FOTOS: Beto Barata / BRASÍLIA SUBMERSA / DIVULGAÇÃO

Foi o botânico francês Auguste Glaziou quem primeiro vislumbrou, em 1894, o imenso potencial da profusão de nascentes, córregos e rios na região do Planalto Central onde, 66 anos depois, se ergueu Brasília. O naturalista europeu integrava a missão Cruls, grupo de especialistas encarregado de buscar uma área adequada para construir uma grande cidade. A descrição deixada pelo estudioso para a posteridade anteviu o cenário que apareceria muito tempo depois em pleno cerrado: "Além da utilidade de navegação, a abundância de peixe, que não é de somenos importância, e o cunho de aformoseamento que essas belas águas correntes haviam de dar à no­va capital despertariam certamente a admiração de todas as nações". Décadas depois, a previsão de Glaziou se tornou realidade com o surgimento, no fim dos anos 50, de um dos símbolos mais fortes da aguardada cidade: o Lago Paranoá.

A cor esmeralda das águas represadas dos rios admirados pelo botânico francês é coerente com as riquezas acumuladas no maior reservatório do Distrito Federal. Os 40 km² do lago artificial transformaram-se em fonte de lazer, umidade, energia e multiplicação de dezenas de espécies animais e vegetais. Muitas originárias da própria região. Outras trazidas de diversos pontos do Brasil ou do mundo.
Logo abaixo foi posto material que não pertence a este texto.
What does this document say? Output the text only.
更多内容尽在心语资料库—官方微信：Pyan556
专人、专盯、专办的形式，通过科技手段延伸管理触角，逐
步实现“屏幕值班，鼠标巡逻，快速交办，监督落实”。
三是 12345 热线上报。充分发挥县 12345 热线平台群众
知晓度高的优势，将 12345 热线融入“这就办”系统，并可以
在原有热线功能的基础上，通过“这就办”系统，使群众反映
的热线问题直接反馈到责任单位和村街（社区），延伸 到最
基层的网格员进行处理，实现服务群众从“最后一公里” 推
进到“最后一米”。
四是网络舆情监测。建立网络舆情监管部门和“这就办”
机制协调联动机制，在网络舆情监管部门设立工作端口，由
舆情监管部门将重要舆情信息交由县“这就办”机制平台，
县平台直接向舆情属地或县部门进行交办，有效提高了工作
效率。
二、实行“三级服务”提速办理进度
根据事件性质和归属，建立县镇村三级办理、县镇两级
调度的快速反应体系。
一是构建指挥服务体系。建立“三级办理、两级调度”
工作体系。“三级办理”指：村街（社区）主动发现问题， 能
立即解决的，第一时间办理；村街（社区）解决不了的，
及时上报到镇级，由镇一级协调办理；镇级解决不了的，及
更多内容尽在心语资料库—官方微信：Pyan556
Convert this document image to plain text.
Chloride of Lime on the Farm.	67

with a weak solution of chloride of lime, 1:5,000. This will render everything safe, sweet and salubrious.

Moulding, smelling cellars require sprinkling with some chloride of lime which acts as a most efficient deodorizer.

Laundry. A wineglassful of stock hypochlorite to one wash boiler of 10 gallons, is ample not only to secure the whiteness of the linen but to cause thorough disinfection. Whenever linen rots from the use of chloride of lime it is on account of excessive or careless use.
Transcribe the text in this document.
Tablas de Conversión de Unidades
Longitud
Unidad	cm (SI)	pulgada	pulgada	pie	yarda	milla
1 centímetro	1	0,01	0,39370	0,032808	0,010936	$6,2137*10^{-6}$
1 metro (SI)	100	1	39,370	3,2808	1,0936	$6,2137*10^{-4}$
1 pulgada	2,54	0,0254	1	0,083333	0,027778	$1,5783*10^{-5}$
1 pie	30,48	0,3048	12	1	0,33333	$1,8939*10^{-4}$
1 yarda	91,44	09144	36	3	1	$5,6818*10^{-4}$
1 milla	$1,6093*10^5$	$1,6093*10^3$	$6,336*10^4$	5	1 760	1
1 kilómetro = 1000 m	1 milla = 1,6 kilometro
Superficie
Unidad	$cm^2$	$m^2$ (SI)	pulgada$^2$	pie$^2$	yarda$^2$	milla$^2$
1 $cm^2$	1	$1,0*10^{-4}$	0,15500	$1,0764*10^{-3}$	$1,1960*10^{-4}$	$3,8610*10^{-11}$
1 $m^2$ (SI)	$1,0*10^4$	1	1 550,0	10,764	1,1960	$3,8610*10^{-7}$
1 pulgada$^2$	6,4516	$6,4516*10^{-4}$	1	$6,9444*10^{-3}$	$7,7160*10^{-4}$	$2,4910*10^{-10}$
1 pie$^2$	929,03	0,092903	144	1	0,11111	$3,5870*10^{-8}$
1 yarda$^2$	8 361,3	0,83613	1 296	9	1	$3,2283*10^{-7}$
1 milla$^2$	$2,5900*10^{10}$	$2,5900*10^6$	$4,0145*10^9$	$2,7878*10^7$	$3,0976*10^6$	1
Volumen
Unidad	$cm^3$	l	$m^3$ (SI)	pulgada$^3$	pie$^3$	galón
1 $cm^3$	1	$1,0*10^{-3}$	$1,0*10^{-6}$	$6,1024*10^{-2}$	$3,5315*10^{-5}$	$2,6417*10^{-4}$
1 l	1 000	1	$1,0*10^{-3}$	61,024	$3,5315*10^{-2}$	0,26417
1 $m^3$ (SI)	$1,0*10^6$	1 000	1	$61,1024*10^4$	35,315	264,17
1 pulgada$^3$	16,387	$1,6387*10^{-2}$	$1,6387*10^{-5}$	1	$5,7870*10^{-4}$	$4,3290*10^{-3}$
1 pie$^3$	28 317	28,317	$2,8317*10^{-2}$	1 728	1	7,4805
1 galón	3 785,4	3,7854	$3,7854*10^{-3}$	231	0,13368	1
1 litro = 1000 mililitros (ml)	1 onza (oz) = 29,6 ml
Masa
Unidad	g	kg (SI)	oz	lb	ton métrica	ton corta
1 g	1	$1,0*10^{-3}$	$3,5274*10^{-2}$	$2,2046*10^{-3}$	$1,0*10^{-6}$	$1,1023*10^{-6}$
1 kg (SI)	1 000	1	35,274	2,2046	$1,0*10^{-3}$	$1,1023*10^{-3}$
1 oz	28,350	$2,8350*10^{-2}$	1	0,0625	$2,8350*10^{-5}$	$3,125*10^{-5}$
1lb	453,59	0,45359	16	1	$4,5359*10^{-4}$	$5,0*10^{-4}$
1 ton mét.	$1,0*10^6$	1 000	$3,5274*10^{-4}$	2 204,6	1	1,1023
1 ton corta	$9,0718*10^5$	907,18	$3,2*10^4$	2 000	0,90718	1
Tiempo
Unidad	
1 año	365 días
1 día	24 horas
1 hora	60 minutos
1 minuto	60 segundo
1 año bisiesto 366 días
Abastecido por 21 córregos de cinco bacias diferentes, o Paranoá em breve poderá se tornar fornecedor de um bem precioso para quem vive na capital. Pelos planos oficiais, a partir de 2016 o lago também vai se converter em fonte de água potável para 600 mil pessoas, contingente superior à população prevista para a cidade no projeto original.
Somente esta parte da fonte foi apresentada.